Sunday, 23 July 2017

Defend Polish democracy but not with sanctions




Letter to The Editor of "The Observer"

Dear Sir,

Your editorial (23.7.17) is right to highlight the danger of “Poland’s flight from democracy” but your readers should not be under the illusion that Poland has no democratic traditions. The multi-ethnic Polish-Lithuanian Republic, which saw itself as a continuation of the Roman Republic, had been a bastion for parliamentary democracy, religious tolerance and humanism in the XVth and XVIth centuries. These ideas re-emerged in Poland’s national revival at the end of the XVIIIth century when it voted itself Europe’s first liberal constitution. In its struggle to reclaim its independence in the following two centuries it did so under the banner of “Your Freedom and Ours”. It was Poland that produced one of the most celebrated and successful peaceful civic resistance movements in the Solidarity Union led by the iconic Lech Wałęsa, after which it was able to restore parliamentary democratic rule and a vibrant economy which over the next 25 years successfully rode out the recession and was a model for developing nations.

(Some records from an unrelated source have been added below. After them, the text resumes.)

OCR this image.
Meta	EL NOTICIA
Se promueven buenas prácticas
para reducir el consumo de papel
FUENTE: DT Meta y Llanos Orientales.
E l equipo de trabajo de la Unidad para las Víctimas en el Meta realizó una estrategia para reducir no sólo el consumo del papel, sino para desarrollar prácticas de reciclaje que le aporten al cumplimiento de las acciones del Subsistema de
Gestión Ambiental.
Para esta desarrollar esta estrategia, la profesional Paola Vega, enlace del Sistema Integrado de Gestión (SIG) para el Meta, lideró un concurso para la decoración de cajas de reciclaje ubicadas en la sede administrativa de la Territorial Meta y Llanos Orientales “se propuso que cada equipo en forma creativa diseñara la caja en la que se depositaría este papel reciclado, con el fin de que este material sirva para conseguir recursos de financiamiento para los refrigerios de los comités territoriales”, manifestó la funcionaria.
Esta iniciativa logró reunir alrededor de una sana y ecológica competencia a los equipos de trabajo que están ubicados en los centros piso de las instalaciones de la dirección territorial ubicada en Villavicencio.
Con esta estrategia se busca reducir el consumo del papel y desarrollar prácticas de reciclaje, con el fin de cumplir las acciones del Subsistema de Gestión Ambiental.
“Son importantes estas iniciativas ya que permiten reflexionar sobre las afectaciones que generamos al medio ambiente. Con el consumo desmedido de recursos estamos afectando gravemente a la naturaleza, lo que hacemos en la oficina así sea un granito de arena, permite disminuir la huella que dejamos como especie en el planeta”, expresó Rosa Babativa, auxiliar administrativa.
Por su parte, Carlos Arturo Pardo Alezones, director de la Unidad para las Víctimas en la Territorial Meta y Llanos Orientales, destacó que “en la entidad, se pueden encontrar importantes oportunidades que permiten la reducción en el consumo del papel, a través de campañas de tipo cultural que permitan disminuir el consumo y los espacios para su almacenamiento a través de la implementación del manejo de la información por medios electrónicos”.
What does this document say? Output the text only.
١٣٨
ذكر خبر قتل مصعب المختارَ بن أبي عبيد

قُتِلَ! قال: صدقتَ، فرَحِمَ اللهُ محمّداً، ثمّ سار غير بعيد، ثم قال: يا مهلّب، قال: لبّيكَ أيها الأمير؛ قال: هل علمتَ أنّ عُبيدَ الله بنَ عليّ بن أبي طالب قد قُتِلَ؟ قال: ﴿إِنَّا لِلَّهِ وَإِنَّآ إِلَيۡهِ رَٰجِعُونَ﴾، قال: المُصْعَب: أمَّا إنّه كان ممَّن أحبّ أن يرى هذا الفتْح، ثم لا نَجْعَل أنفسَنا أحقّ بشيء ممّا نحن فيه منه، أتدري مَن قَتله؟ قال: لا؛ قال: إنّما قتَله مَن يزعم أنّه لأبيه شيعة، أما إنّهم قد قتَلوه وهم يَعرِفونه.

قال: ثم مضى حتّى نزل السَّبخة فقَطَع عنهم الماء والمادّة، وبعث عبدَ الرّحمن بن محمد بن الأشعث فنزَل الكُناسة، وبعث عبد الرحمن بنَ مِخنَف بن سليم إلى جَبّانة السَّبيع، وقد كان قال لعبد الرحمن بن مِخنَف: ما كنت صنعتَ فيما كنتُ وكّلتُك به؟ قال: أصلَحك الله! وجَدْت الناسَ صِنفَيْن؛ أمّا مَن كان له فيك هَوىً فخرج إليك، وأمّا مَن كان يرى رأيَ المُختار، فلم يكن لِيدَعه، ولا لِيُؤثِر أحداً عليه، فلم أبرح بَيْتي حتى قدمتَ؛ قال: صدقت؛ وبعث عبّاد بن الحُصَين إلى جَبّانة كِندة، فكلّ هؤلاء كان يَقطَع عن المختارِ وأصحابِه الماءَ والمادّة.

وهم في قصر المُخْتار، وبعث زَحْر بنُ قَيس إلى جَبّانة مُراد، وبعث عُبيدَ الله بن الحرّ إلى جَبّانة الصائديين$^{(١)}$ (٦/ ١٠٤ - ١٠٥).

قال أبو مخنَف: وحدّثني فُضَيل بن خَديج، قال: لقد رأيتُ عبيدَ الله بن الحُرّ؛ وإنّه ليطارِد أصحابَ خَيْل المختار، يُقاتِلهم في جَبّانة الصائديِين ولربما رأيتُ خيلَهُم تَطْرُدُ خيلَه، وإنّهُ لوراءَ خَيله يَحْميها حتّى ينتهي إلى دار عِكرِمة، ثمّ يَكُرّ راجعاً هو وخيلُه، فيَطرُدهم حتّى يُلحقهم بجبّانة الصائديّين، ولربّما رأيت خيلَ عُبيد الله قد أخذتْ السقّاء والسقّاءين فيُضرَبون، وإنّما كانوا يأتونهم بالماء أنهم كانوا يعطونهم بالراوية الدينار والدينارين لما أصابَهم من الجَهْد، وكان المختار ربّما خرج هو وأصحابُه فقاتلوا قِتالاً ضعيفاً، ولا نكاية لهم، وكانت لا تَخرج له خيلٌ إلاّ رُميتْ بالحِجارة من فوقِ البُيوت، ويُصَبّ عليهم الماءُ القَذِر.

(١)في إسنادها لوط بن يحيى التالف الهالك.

Of course, the Third Republic was not a perfect institution and many did not share in its wealth. Spooked by regional inequality, unresolved retribution for its Communist past, the refugee crisis and the tragic plane crash in 2010 which killed President Kaczynski and a large slice of Poland’s military and political leaders, Polish society underwent a similar populist crisis to that of the Trump election victory and the Brexit referendum, and at one stage threatened us with a victory for extremist parties in France, Holland, Italy and Austria. Robust national democratic institutions and a continuous democratic tradition in those countries prevented a total subversion of democracy. It could still do the same in Poland, even though its current democratic institutions are less than one generation old.

Western Europe and the EU institutions are right to sound the alarm and to support the democratic opposition, but actual economic sanctions against Poland would be counter-productive as they would increase the current Polish paranoia and bind the majority of the electorate closer to the ruling party. It would be more productive to give specific moral and even material support to independent Polish institutions such as OKO Press that monitor transgressions of the law and ensure consistent and unbiased coverage of events in Poland.

Polish society, which voted in the current authoritarian government in 2015, must resolve the current crisis in Poland with its own resources.